Multiple analyses show that agriculture R&D has large returns on investment, both societally and economically. Since WWII, the total agricultural output in the United States has grown by about 170 percent, despite falling numbers of farmers and ranchers and declining acres in production. Besides growing abundant food for US consumers, US agriculture exports more than 20 percent of its annual production, which includes soybeans, corn, wheat, and beef. USDA forecasts estimate FY 2017 agriculture exports will reach $134 billion, with China as the largest market followed by Canada and Mexico. Those forecasts also estimate that the annual production value of the agriculture sector in FY 2017 to be nearly $400 billion. These impressive metrics are largely innovation driven, built on the foundations of basic and applied research aimed at increasing productivity and product safety.

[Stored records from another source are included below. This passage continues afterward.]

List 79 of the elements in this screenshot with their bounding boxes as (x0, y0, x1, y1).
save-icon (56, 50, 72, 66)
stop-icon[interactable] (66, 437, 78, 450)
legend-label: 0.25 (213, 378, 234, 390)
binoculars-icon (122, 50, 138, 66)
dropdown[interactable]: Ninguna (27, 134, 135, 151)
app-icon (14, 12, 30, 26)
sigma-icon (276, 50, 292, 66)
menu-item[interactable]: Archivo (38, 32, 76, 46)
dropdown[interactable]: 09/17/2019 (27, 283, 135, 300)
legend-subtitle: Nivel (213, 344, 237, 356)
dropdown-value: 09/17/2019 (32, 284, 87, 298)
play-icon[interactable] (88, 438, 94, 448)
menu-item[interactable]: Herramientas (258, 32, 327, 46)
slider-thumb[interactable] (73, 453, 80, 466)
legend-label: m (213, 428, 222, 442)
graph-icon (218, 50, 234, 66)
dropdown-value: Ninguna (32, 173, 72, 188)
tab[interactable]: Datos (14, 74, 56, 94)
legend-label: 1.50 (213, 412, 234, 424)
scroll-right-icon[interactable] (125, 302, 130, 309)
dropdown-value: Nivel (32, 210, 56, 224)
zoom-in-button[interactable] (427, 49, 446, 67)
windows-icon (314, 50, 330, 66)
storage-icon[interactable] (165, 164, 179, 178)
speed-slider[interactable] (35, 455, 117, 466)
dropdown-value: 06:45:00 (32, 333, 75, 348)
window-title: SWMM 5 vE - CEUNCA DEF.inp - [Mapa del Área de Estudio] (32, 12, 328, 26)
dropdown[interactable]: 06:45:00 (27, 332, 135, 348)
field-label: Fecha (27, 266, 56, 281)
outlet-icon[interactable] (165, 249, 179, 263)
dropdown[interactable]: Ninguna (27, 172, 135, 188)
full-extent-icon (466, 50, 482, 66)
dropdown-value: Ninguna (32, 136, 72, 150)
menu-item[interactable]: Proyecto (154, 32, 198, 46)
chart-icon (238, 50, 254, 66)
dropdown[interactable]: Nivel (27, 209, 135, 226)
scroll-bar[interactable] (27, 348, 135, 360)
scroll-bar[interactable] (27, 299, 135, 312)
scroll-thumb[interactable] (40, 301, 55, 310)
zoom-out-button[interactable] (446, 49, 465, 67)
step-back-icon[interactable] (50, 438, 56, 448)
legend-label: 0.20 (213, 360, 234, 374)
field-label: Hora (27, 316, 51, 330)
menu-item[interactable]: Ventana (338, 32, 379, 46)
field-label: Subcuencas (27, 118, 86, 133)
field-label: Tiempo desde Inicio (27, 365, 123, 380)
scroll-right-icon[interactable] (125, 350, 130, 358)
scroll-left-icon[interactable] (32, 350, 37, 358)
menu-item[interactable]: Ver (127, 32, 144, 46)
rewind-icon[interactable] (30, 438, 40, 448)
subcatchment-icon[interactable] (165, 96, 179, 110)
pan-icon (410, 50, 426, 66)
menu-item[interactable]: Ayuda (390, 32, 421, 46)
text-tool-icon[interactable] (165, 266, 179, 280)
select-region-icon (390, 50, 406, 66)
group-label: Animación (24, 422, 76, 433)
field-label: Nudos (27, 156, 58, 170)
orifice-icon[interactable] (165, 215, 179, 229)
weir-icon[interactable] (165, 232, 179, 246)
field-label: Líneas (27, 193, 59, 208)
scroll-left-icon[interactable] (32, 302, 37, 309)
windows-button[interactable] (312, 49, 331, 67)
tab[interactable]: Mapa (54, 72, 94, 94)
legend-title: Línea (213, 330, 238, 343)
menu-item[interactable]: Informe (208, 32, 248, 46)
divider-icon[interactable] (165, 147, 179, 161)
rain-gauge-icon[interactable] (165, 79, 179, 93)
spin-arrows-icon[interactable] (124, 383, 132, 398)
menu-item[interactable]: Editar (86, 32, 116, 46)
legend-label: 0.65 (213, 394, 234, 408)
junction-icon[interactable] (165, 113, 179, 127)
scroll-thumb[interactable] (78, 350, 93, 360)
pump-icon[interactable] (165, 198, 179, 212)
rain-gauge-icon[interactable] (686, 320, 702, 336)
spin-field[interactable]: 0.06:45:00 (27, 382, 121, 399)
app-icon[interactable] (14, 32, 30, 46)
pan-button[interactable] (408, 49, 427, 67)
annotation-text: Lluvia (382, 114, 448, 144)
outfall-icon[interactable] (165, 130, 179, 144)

The ASM urges Congress to recognize the broad significance of funding R&D programs related to agriculture. In the Agricultural Act of 2014, the Congress identified the USDA’s key research priorities: agricultural economics and rural communities; agricultural systems and technology; animal health and production and animal products; bioenergy, natural resources, and environment; food safety, nutrition, and health; and plant health and production and plant products. AFRI funding is essential to many of the extramural researchers seeking answers in these vital areas. AFRI supported studies underlie USDA strategies to stop threats to our food supply and public health, to develop food production, to preserve natural environments like our forests, and to help sustain the nation’s global competitiveness. AFRI funding contributes to nationwide initiatives like those against emerging infectious diseases or antibiotic resistant microbial pathogens. It plays an important national security role countering threats to the vast and potentially vulnerable U.S. food supply. AFRI also helps educate thousands of undergraduate, graduate and postdoctoral students each year for careers in the agricultural, food, natural resource and human sciences, which are academic and labor sectors persistently understaffed.

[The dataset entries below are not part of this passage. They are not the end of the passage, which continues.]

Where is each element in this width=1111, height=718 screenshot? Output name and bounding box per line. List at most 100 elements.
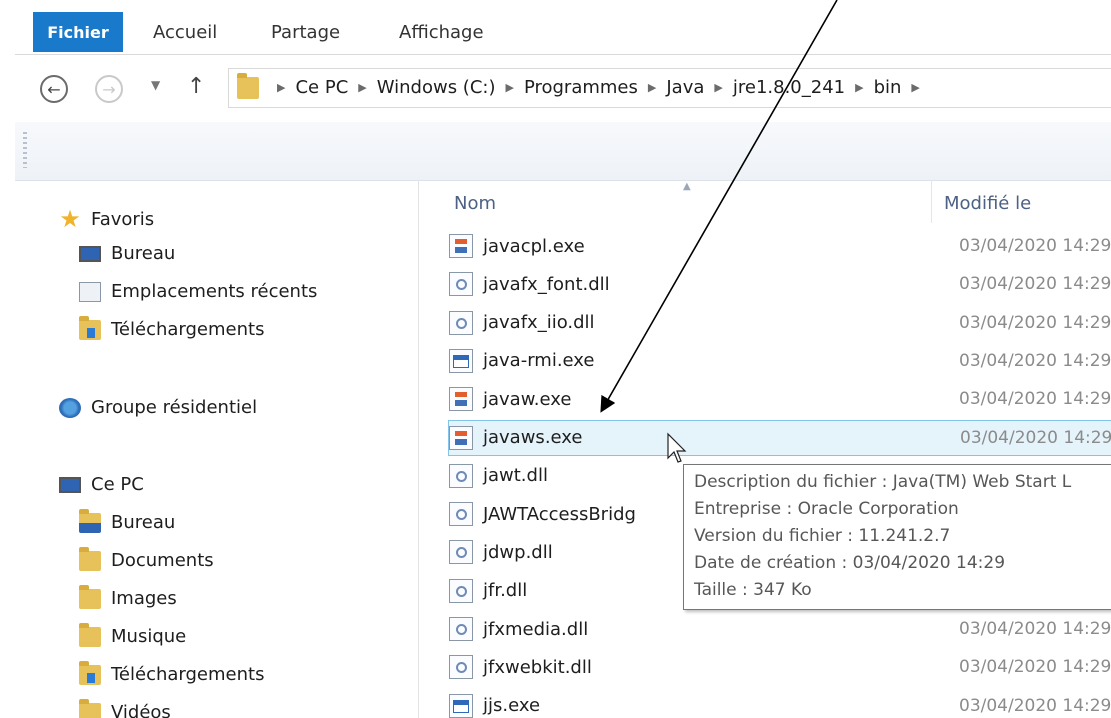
tab-partage[interactable]: Partage	[271, 22, 340, 43]
file-row[interactable]: javaws.exe 03/04/2020 14:29	[448, 419, 1111, 456]
back-button[interactable]: ←	[40, 75, 68, 103]
chevron-right-icon[interactable]: ▶	[714, 81, 722, 94]
nav-favoris-label: Favoris	[91, 208, 155, 230]
file-name: jjs.exe	[483, 695, 541, 717]
file-info-tooltip: Description du fichier : Java(TM) Web St…	[683, 464, 1111, 610]
address-bar[interactable]: ▶ Ce PC ▶ Windows (C:) ▶ Programmes ▶ Ja…	[228, 68, 1111, 108]
file-row[interactable]: javafx_font.dll 03/04/2020 14:29	[449, 266, 1111, 302]
nav-ce-pc[interactable]: Ce PC	[59, 474, 144, 495]
nav-label: Ce PC	[91, 474, 144, 495]
tab-accueil[interactable]: Accueil	[153, 22, 217, 43]
file-modified-date: 03/04/2020 14:29	[959, 236, 1111, 256]
file-modified-date: 03/04/2020 14:29	[959, 695, 1111, 716]
nav-label: Documents	[111, 550, 214, 571]
chevron-right-icon: ▶	[277, 81, 286, 94]
recent-places-icon	[79, 281, 101, 302]
crumb-bin[interactable]: bin	[874, 77, 902, 98]
dll-icon	[449, 655, 473, 680]
crumb-ce-pc[interactable]: Ce PC	[295, 77, 348, 98]
column-header-modifie-le[interactable]: Modifié le	[944, 193, 1031, 214]
file-name: javaw.exe	[483, 388, 572, 410]
nav-pc-documents[interactable]: Documents	[79, 546, 214, 571]
up-arrow-icon[interactable]: ↑	[187, 74, 205, 99]
nav-label: Vidéos	[111, 702, 171, 718]
tab-fichier[interactable]: Fichier	[33, 12, 123, 52]
java-icon	[449, 425, 473, 450]
nav-pc-images[interactable]: Images	[79, 584, 177, 609]
nav-fav-bureau[interactable]: Bureau	[79, 243, 175, 264]
crumb-jre[interactable]: jre1.8.0_241	[733, 77, 845, 98]
nav-label: Téléchargements	[111, 319, 265, 340]
app-icon	[449, 348, 473, 373]
nav-pc-videos[interactable]: Vidéos	[79, 698, 171, 718]
tooltip-size: Taille : 347 Ko	[694, 580, 812, 600]
sort-ascending-icon: ▲	[683, 181, 691, 192]
nav-groupe-residentiel[interactable]: Groupe résidentiel	[59, 397, 257, 418]
nav-fav-telechargements[interactable]: Téléchargements	[79, 315, 265, 340]
file-explorer-window: Fichier Accueil Partage Affichage ← → ▼ …	[15, 0, 1111, 718]
nav-pc-musique[interactable]: Musique	[79, 622, 186, 647]
file-row[interactable]: jfxmedia.dll 03/04/2020 14:29	[449, 611, 1111, 647]
nav-pc-bureau[interactable]: Bureau	[79, 508, 176, 533]
file-row[interactable]: jjs.exe 03/04/2020 14:29	[449, 688, 1111, 718]
dll-icon	[449, 463, 473, 488]
dll-icon	[449, 617, 473, 641]
file-name: jfr.dll	[483, 580, 528, 602]
chevron-right-icon[interactable]: ▶	[358, 81, 366, 94]
tooltip-description: Description du fichier : Java(TM) Web St…	[694, 472, 1072, 492]
file-modified-date: 03/04/2020 14:29	[959, 274, 1111, 295]
desktop-folder-icon	[79, 508, 101, 533]
chevron-right-icon[interactable]: ▶	[855, 81, 863, 94]
downloads-folder-icon	[79, 315, 101, 340]
crumb-java[interactable]: Java	[666, 77, 704, 98]
documents-folder-icon	[79, 546, 101, 571]
crumb-windows-c[interactable]: Windows (C:)	[377, 77, 496, 98]
homegroup-icon	[59, 397, 81, 418]
column-divider[interactable]	[931, 181, 932, 223]
tooltip-version: Version du fichier : 11.241.2.7	[694, 526, 951, 546]
computer-icon	[59, 476, 81, 493]
nav-pc-telechargements[interactable]: Téléchargements	[79, 660, 264, 685]
toolbar-grip[interactable]	[23, 132, 27, 168]
file-row[interactable]: javafx_iio.dll 03/04/2020 14:29	[449, 305, 1111, 341]
column-header-nom[interactable]: Nom	[454, 193, 496, 214]
dll-icon	[449, 502, 473, 527]
breadcrumb: ▶ Ce PC ▶ Windows (C:) ▶ Programmes ▶ Ja…	[267, 77, 930, 98]
file-row[interactable]: javacpl.exe 03/04/2020 14:29	[449, 228, 1111, 264]
nav-label: Emplacements récents	[111, 281, 318, 302]
file-name: javaws.exe	[483, 427, 583, 448]
nav-favoris[interactable]: ★ Favoris	[59, 205, 154, 233]
tab-affichage[interactable]: Affichage	[399, 22, 484, 43]
java-icon	[449, 234, 473, 258]
dll-icon	[449, 578, 473, 603]
file-modified-date: 03/04/2020 14:29	[960, 427, 1111, 448]
dll-icon	[449, 272, 473, 297]
nav-label: Groupe résidentiel	[91, 397, 258, 418]
chevron-right-icon[interactable]: ▶	[505, 81, 513, 94]
recent-locations-dropdown[interactable]: ▼	[151, 78, 160, 92]
file-name: javafx_font.dll	[483, 273, 610, 295]
chevron-right-icon[interactable]: ▶	[648, 81, 656, 94]
arrow-left-icon: ←	[47, 79, 61, 99]
nav-label: Bureau	[111, 512, 176, 533]
arrow-right-icon: →	[102, 79, 116, 99]
file-row[interactable]: javaw.exe 03/04/2020 14:29	[449, 381, 1111, 417]
app-icon	[449, 693, 473, 718]
forward-button[interactable]: →	[95, 75, 123, 103]
file-name: JAWTAccessBridg	[483, 503, 636, 525]
crumb-programmes[interactable]: Programmes	[524, 77, 638, 98]
nav-fav-emplacements-recents[interactable]: Emplacements récents	[79, 281, 317, 302]
pictures-folder-icon	[79, 584, 101, 609]
tooltip-created: Date de création : 03/04/2020 14:29	[694, 553, 1006, 573]
videos-folder-icon	[79, 698, 101, 718]
tooltip-company: Entreprise : Oracle Corporation	[694, 499, 959, 519]
file-name: jfxwebkit.dll	[483, 656, 592, 678]
nav-label: Images	[111, 588, 177, 609]
dll-icon	[449, 540, 473, 565]
chevron-right-icon[interactable]: ▶	[911, 81, 919, 94]
file-modified-date: 03/04/2020 14:29	[959, 619, 1111, 639]
file-row[interactable]: java-rmi.exe 03/04/2020 14:29	[449, 343, 1111, 379]
file-list: ▲ Nom Modifié le javacpl.exe 03/04/2020 1…	[419, 181, 1111, 718]
file-name: jawt.dll	[483, 465, 548, 487]
file-row[interactable]: jfxwebkit.dll 03/04/2020 14:29	[449, 649, 1111, 685]
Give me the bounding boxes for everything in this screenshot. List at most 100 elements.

Research across various sciences, engineering, mathematics, and technology, as well as by the agriculture producers themselves, collectively advances the complicated R&D enterprise linking productivity and U.S. agriculture. Protecting animal, plant, and human health and preserving prolific environments like timber and croplands commonly dictate multidisciplinary approaches. Often collaborations among agencies and/or between public and private research sectors are necessary. Access to the latest in science and technology within specific disciplines can be crucial to making discoveries, both in basic knowledge and in marketable products. Examples are today’s emergent areas of nanotechnology and agriculture related industries like biomanufacturing that are building the U.S. bioeconomy.

AFRI funded researchers are improving detection and prevention of potential foodborne illnesses caused not only by these regulated foods, but throughout the massive farm to table food continuum. Other researchers continue to identify new ways to prevent animal diseases like avian influenza and plant diseases like citrus greening disease, many with origins overseas and the potential to devastate agriculture based economies.

The ASM urges Congress to support the R&D innovations that advance U.S. agriculture productivity, safeguard our food supplies and rural environments, and help sustain the nation’s prosperity. We appreciate this opportunity to submit a statement on behalf of USDA’s Agriculture and Food Research Initiative and its extramural grant program, and we offer our assistance to the Congress during the FY 2018 budget process.